DeDe triomphe


Submergée dans un mètre d’eau tiède, DeDe Halcyon Day coinça maladroitement une balle de volley entre ses jambes.

— Reste là, grommela-t-elle en serrant les dents.

Elle venait, pour la deuxième fois en dix minutes, de torpiller la star de cinéma qui faisait ses exercices à côté d’elle.

La star avait répondu par un sourire complice, montrant ainsi qu’elle ne lui en voulait pas.

— Quelle galère, hein ? J’ai l’impression d’avoir le Hindenburg coincé entre les jambes.

Parvenant malgré tout à immobiliser la balle, DeDe reprit ses rotations, balançant frénétiquement ses bras par-dessus sa tête. Chaque muscle de son corps hurlait de douleur.

— Étirez-le ! cria la monitrice au bord de la piscine. Étirrrrrrez-moi ce corps magnifique.

— Magnifique ? grogna la star de cinéma. Mon cul est si imprégné d’eau qu’il a l’air d’un pruneau.

DeDe sourit à sa compagne, ravie par le côté terre-à-terre d’une femme qui lui avait toujours paru plus grande que nature au cinéma. Vue de près, la cicatrice de trachéotomie qu’elle avait à la base du cou confirmait sa condition de mortelle.

Mais ses yeux étaient réellement violets.

Sa deuxième semaine à La Porte d’Or commençait. Pendant six rigoureuses journées, elle avait poussé son corps jusqu’à ses limites. Elle s’était levée à six heures quarante-cinq pour gambader dans la campagne en survêtement rose pâle, le visage privé de tout maquillage, les cheveux ternes et poisseux sous une épaisse couche de gel. D’accord, elle agonisait, mais elle progressait à grands pas.

À grands pas ?

En tous cas, elle se sentait mieux. Le petit déjeuner au lit lui paraissait d’autant plus attrayant qu’elle anticipait avec joie sa séance d’exercices Léonard de Vinci de neuf heures.
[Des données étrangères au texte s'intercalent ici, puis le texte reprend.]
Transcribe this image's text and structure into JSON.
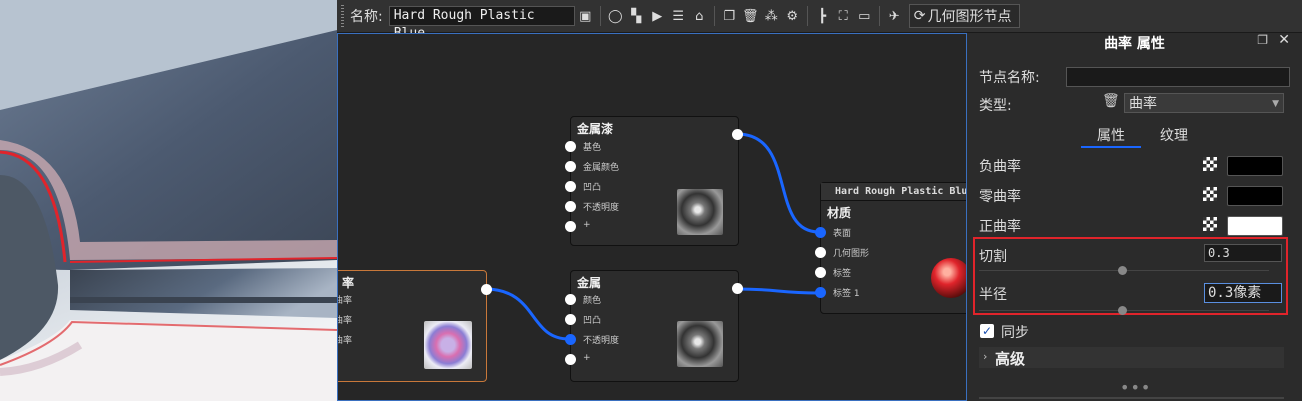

Et puis il y avait la session « Bonds dans la Bonne Humeur » et les soins du visage matinaux et le yoga et les compresses aux herbes et… Et puis merde, quoi, quelque chose allait bien finir par se passer !

À la tombée du jour, elle se plongeait dans un bain tourbillonnant en forme d’éventail, pouffant allégrement de rire avec la star de cinéma et une demi-douzaine d’autres membres de l’élite féminine. Elle se sentait redevenir petite fille, placide, simple et entière. Elle avait retrouvé sa fierté, et, par miracle, son self-control. À deux reprises, elle réussit à convaincre la star de cinéma d’abandonner ses projets de razzia sur l’orangeraie.

Désormais, le plus dur était fait.

L’ancienne DeDe — la DeDe d’avant Beauchamp — dirigeait à nouveau sa vie comme elle l’entendait, et cela faisait un bien fou !

 

— Mon Dieu, je n’arrive pas à le croire !

— Si c’est bon, dit d’un air renfrogné la star de cinéma, je ne veux surtout pas l’entendre.

DeDe descendit de la balance, puis remonta, chipotant avec les poids.

— Mais tu as vu ça ? Tu te rends compte ? Neuf kilos ! J’ai perdu neuf kilos en deux semaines !

— C’est anormal. Tu devrais consulter un médecin.

— C’est un miracle.

— Qu’est ce que tu espérais pour $ 3 000 ?

La star de cinéma abandonna son sérieux de façade et gratifia DeDe d’un sourire radieux, l’étreignant de ses bras toujours flasques.

— Oh, j’espère que ça te rend heureuse, DeDe !

Pendant un moment, DeDe crut qu’elle allait pleurer. Son idole — une déesse — était là, devant elle, jalouse de DeDe ! Personne à la maison ne la croirait !

Après tout, ils n’avaient qu’à croire ce qu’ils verraient de leurs propres yeux.

 

Dans l’avion de San Diego à San Francisco, elle se sentait une femme nouvelle.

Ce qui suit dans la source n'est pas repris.